Texas Reverse Mortgage Loan
Take the equity and enjoy retirement with the Texas Reverse Mortgage Loan
Find out how you can live your best life by qualifying for this type of loan in
Houston and across Texas.
Texas residents who are 62 or older may qualify for a Texas reverse mortgage loan.
If you have paid off most of your mortgage, a reverse mortgage allows you to use your home’s equity to receive payments each month.
This means you can enjoy your retirement with the help of a reverse mortgage loan.
Homeowners in Houston, Texas may want to apply for a Texas reverse mortgage. However, there are a few things you should know before you apply.
Your Guide to the Houston Reverse Mortgage
If you’ve almost paid off your Texas mortgage, a reverse mortgage may be right for you and your family.
In order to get a reverse mortgage loan, you’ll need to apply and provide details and documentation to your lender. The information you provide will help them determine how much you are qualified to borrow.
Reverse mortgages sound complicated, and the concept can be confusing.
If you need money to fund your golden years, a reverse mortgage may be able to help you. Here’s how it works.
Over the past few years, the payments you’ve made on your home have translated into equity.
When you get a reverse mortgage loan, the bank loans you back what you’ve already paid. They charge you interest on the money you borrow back.
You don’t have to make monthly payments, and you won’t owe any interest until the home is sold.
This can be a great way to secure a steady stream of cash, but it’s risky.
The Downside of the Texas Reverse Mortgage
While a reverse mortgage may sound like a good idea for everyone over 62, there are serious risks that must be considered before you take out a reverse mortgage loan.
If you pass away before you sell your house, your children or heirs could wind up with a financial mess on their hands.
They will have to pay off the full reverse mortgage loan amount or allow the bank to seize your home.
Reverse mortgages are financially risky, but they do offer a few benefits for some homeowners.
Houston Reverse Mortgage Types
There are three main types of reverse mortgages you can apply for.
1. Single-Purpose Reverse Mortgage
State and local government agencies may offer reverse mortgages, but there are restrictions on how you can spend your loan money when you take out a single-purpose reverse mortgage.

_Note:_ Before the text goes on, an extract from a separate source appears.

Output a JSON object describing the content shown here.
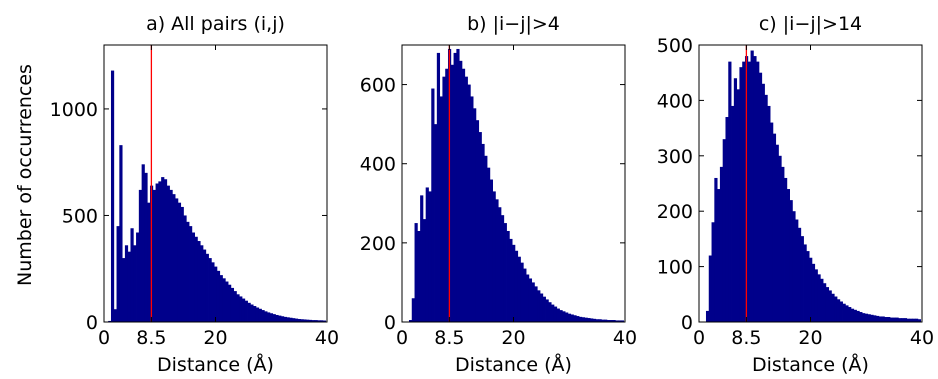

You may need to make home repairs or pay property taxes. These essential expenditures can be paid for with the help of a single-purpose reverse mortgage loan.
Travel, entertainment, and personal expenses are out of the question. This type of loan can be a life-saver for seniors who are short on cash.
2. HECM Reverse Mortgage
Home Equity Conversion Mortgages are the most common reverse mortgages. These mortgages are offered by the Federal Housing Administration.
HECM reverse mortgages were first offered in 1988 to help seniors pay their bills.
HECM loans can be used for anything. Vacations, expensive dinners, and extravagant purchases are fair game if you take out this type of loan.
This type of mortgage can have serious consequences if you default, and you’re certain to pay a high insurance premium.
3. Proprietary Reverse Mortgage
Privately-owned companies in Houston may offer reverse mortgages. You can typically qualify for a higher loan amount when you choose a proprietary reverse mortgage, but the interest rates can be outrageous.
Some companies may allow you to borrow more than the equity in your home or the federal amount. This puts you at a greater risk of falling into a debt trap you’ll never escape.
Texas Reverse Mortgage Loan Requirements
Reverse mortgage applicants must meet the following requirements.
- You are at least 62 years old.
- Your home is paid-off or almost paid-off.
- You don’t owe any debt to the federal government.
- The home is your primary residence.
- You are able to pay insurance, property taxes, and other home-related expenses
Final Word on Reverse Mortgages
Although reverse mortgages can be helpful in some scenarios, many experts advise against them because they come with so much risk.
From expensive fees to equity reduction, a reverse mortgage can end up costing you more than your home is worth.
Reverse mortgages should only be used as a last resort and never for extravagant purposes.